Voters in the District are well aware of the fact that they lack a viable voice in Congress (Hence the popular “No Taxation Without Representation” D.C. license plate), yet Congress is still ultimately in control of the city’s infrastructure, government, and budget. The battle over marijuana legalization presents yet another area where the District and Congress’s interests collide. Marijuana is still a schedule 1 controlled substance under federal law, yet here, in the seat of government for the federal system, it has been legalized by ballot initiative. There is seldom a clearer example of the voices of the people being pitted against the voices of the establishment than this.
Needless to say, this has created its fair share of enforcement peculiarities. For example, the District allows for marijuana to be grown, consumed, and shared, but not sold or distributed. In many circumstances, “what constitutes an exchange?” can be a hard question to answer. Congress has also disallowed the District to create a taxation scheme that might allow for the government to make a profit from marijuana use.

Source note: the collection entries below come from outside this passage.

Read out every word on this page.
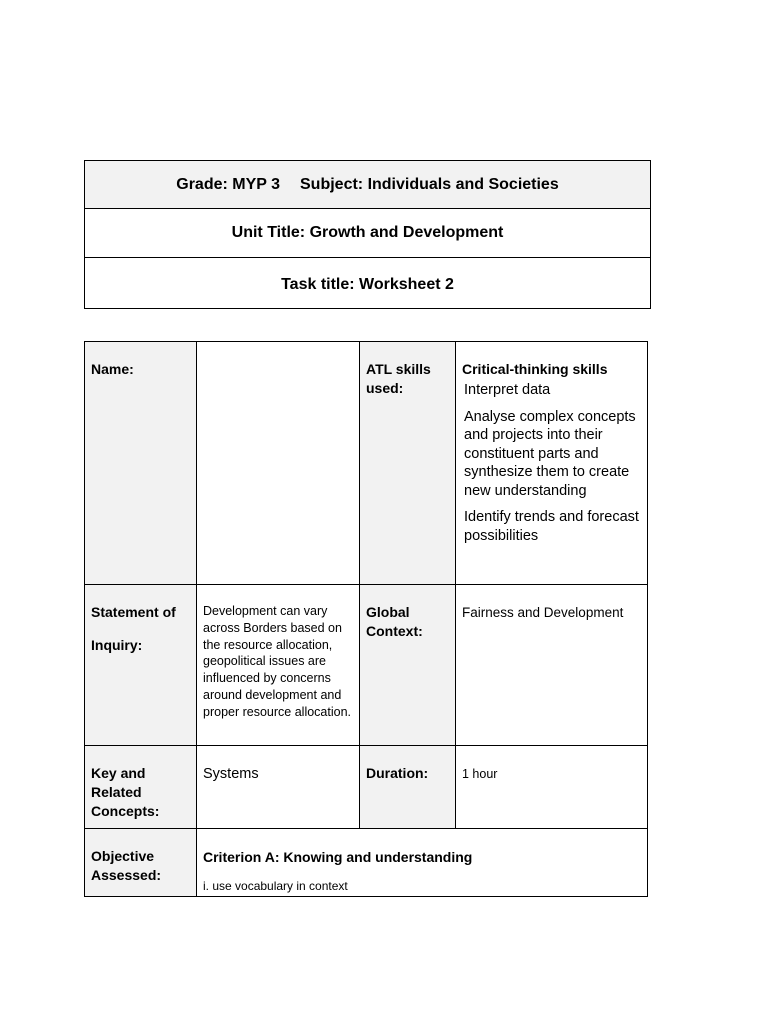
Grade: MYP 3 Subject: Individuals and Societies
Unit Title: Growth and Development
Task title: Worksheet 2
Name:		ATL skills used:	Critical-thinking skills
Interpret data
Analyse complex concepts and projects into their constituent parts and synthesize them to create new understanding
Identify trends and forecast possibilities

Statement of
Inquiry:	Development can vary across Borders based on the resource allocation, geopolitical issues are influenced by concerns around development and proper resource allocation.	Global Context:	Fairness and Development

Key and Related Concepts:	Systems	Duration:	1 hour

Objective Assessed:	Criterion A: Knowing and understanding
i. use vocabulary in context		
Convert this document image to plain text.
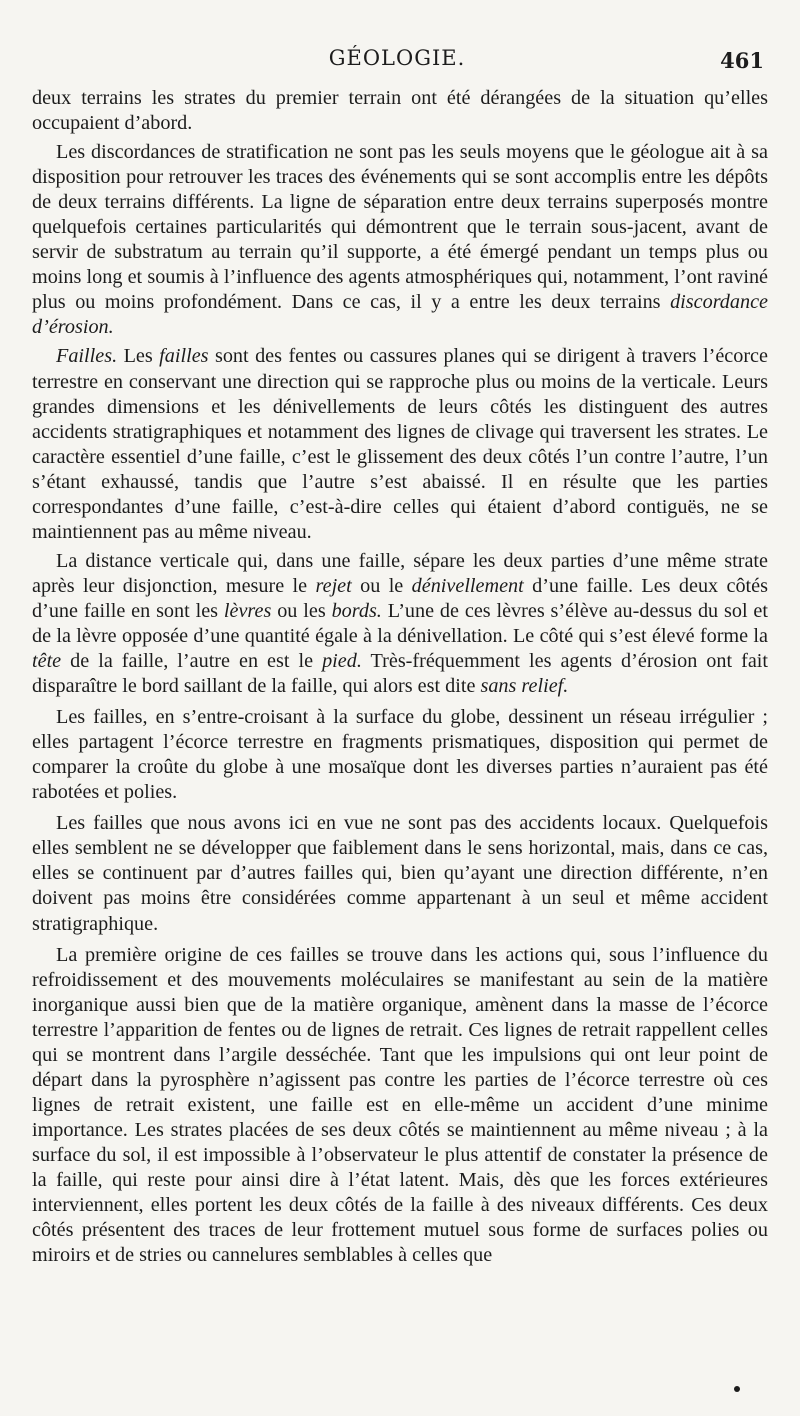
GÉOLOGIE.	461

deux terrains les strates du premier terrain ont été dérangées de la situation qu’elles occupaient d’abord.

Les discordances de stratification ne sont pas les seuls moyens que le géologue ait à sa disposition pour retrouver les traces des événements qui se sont accomplis entre les dépôts de deux terrains différents. La ligne de séparation entre deux terrains superposés montre quelquefois certaines particularités qui démontrent que le terrain sous-jacent, avant de servir de substratum au terrain qu’il supporte, a été émergé pendant un temps plus ou moins long et soumis à l’influence des agents atmosphériques qui, notamment, l’ont raviné plus ou moins profondément. Dans ce cas, il y a entre les deux terrains discordance d’érosion.

Failles. Les failles sont des fentes ou cassures planes qui se dirigent à travers l’écorce terrestre en conservant une direction qui se rapproche plus ou moins de la verticale. Leurs grandes dimensions et les dénivellements de leurs côtés les distinguent des autres accidents stratigraphiques et notamment des lignes de clivage qui traversent les strates. Le caractère essentiel d’une faille, c’est le glissement des deux côtés l’un contre l’autre, l’un s’étant exhaussé, tandis que l’autre s’est abaissé. Il en résulte que les parties correspondantes d’une faille, c’est-à-dire celles qui étaient d’abord contiguës, ne se maintiennent pas au même niveau.

La distance verticale qui, dans une faille, sépare les deux parties d’une même strate après leur disjonction, mesure le rejet ou le dénivellement d’une faille. Les deux côtés d’une faille en sont les lèvres ou les bords. L’une de ces lèvres s’élève au-dessus du sol et de la lèvre opposée d’une quantité égale à la dénivellation. Le côté qui s’est élevé forme la tête de la faille, l’autre en est le pied. Très-fréquemment les agents d’érosion ont fait disparaître le bord saillant de la faille, qui alors est dite sans relief.

Les failles, en s’entre-croisant à la surface du globe, dessinent un réseau irrégulier ; elles partagent l’écorce terrestre en fragments prismatiques, disposition qui permet de comparer la croûte du globe à une mosaïque dont les diverses parties n’auraient pas été rabotées et polies.

Les failles que nous avons ici en vue ne sont pas des accidents locaux. Quelquefois elles semblent ne se développer que faiblement dans le sens horizontal, mais, dans ce cas, elles se continuent par d’autres failles qui, bien qu’ayant une direction différente, n’en doivent pas moins être considérées comme appartenant à un seul et même accident stratigraphique.

La première origine de ces failles se trouve dans les actions qui, sous l’influence du refroidissement et des mouvements moléculaires se manifestant au sein de la matière inorganique aussi bien que de la matière organique, amènent dans la masse de l’écorce terrestre l’apparition de fentes ou de lignes de retrait. Ces lignes de retrait rappellent celles qui se montrent dans l’argile desséchée. Tant que les impulsions qui ont leur point de départ dans la pyrosphère n’agissent pas contre les parties de l’écorce terrestre où ces lignes de retrait existent, une faille est en elle-même un accident d’une minime importance. Les strates placées de ses deux côtés se maintiennent au même niveau ; à la surface du sol, il est impossible à l’observateur le plus attentif de constater la présence de la faille, qui reste pour ainsi dire à l’état latent. Mais, dès que les forces extérieures interviennent, elles portent les deux côtés de la faille à des niveaux différents. Ces deux côtés présentent des traces de leur frottement mutuel sous forme de surfaces polies ou miroirs et de stries ou cannelures semblables à celles que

This draws into the discussion another, related issue: that of Legislative Tampering. It is a common enough occurrence in states where ballot initiatives exist for legislatures to attempt to override the initiative with reverse or controlling legislation. Common enough that in most of these states there are safeguards in place to protect legislation considered to have come “directly from the people.” In D.C., however, the situation is clearly more complicated.

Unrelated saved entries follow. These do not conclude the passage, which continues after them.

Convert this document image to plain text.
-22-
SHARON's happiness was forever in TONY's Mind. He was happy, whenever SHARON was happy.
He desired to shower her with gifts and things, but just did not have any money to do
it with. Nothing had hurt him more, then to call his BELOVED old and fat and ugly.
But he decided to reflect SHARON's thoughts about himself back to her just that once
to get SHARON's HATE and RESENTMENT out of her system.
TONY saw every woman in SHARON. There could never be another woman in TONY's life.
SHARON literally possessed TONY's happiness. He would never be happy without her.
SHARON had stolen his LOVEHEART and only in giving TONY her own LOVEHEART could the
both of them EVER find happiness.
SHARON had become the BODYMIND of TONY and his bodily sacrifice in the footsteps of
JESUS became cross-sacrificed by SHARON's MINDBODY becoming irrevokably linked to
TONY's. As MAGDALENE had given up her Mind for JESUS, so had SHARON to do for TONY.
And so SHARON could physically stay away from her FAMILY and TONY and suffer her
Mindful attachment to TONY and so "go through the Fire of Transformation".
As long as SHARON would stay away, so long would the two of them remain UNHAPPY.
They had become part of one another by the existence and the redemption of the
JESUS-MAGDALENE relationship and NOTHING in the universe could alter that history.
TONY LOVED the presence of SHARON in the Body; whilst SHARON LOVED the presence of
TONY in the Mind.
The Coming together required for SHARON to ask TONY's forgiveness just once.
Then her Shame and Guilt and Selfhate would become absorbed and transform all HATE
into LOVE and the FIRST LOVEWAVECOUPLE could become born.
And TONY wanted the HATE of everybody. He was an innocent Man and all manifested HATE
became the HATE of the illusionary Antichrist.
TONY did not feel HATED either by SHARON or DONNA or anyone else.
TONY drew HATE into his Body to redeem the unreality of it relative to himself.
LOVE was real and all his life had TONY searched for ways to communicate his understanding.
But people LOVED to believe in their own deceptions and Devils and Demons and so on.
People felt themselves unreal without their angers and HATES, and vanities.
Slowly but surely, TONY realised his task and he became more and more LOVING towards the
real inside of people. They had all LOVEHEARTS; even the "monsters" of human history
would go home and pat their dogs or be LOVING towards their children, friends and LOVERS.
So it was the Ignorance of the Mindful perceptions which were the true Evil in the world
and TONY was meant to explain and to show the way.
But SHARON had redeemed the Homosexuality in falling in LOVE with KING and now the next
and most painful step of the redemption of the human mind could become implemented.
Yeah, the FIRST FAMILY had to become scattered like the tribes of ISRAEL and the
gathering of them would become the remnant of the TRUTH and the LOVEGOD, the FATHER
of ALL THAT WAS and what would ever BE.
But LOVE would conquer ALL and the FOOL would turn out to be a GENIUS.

Citizens in D.C. run the risk of their initiatives being tampered by not one, but two governmental bodies: the D.C. City Council, and the United States Congress. While the Council has been relatively supportive of the new referendum, and seeks to create a system to regulate and administer the new marijuana regime, the U.S. Congress has been decidedly less enthusiastic. Congress has empowered, through legislation, D.C. to administer its own laws, and in that respect, should theoretically be prevented from directly tampering with the initiative, but in D.C., initiatives don’t go into effect unless Congress fails to override them. Additionally, in D.C., as in Washington, Colorado, Oregon, and Alaska, the drug remains federally illegal and Congress still retains the right to tamper in other ways. It is this powerful Congressional oversight that prevented the original D.C. medical marijuana initiative from going into full effect for over a decade.

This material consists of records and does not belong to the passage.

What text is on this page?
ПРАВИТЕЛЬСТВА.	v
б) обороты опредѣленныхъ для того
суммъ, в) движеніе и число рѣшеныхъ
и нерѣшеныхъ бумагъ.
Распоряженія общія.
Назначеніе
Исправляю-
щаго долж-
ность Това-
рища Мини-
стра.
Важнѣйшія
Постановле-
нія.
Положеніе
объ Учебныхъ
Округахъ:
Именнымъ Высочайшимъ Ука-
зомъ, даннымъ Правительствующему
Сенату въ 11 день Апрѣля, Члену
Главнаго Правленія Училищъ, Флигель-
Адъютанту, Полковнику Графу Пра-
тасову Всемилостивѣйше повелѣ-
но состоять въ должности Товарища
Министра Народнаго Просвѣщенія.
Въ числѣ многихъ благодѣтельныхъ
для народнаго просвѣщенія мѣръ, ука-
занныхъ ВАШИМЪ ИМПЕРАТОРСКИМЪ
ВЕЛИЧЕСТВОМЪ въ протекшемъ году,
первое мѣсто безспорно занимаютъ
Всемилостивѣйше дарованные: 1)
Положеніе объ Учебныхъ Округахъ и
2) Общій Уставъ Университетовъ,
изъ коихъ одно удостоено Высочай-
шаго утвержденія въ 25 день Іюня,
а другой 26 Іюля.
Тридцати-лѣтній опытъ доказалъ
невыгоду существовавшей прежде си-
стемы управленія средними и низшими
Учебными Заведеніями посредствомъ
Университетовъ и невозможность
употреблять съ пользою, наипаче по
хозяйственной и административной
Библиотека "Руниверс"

Whether Congress will ultimately respect the D.C. initiative or continue to block its implementation through budgetary and other constraints remains to be seen. No further related ballot initiatives have been proposed for the 2016 election. This referendum exemplifies D.C.’s continuing struggle to fight for the sovereignty that comes to other jurisdictions naturally. While the voice of the D.C. electorate is not always heard, in this instance it may end up being one of the key swaying points in the national debate over marijuana legalization. However, Congress’s authority to tamper so heavily with D.C. ballot initiatives is one more stitch in D.C.’s vast tapestry of Congressional misrepresentation.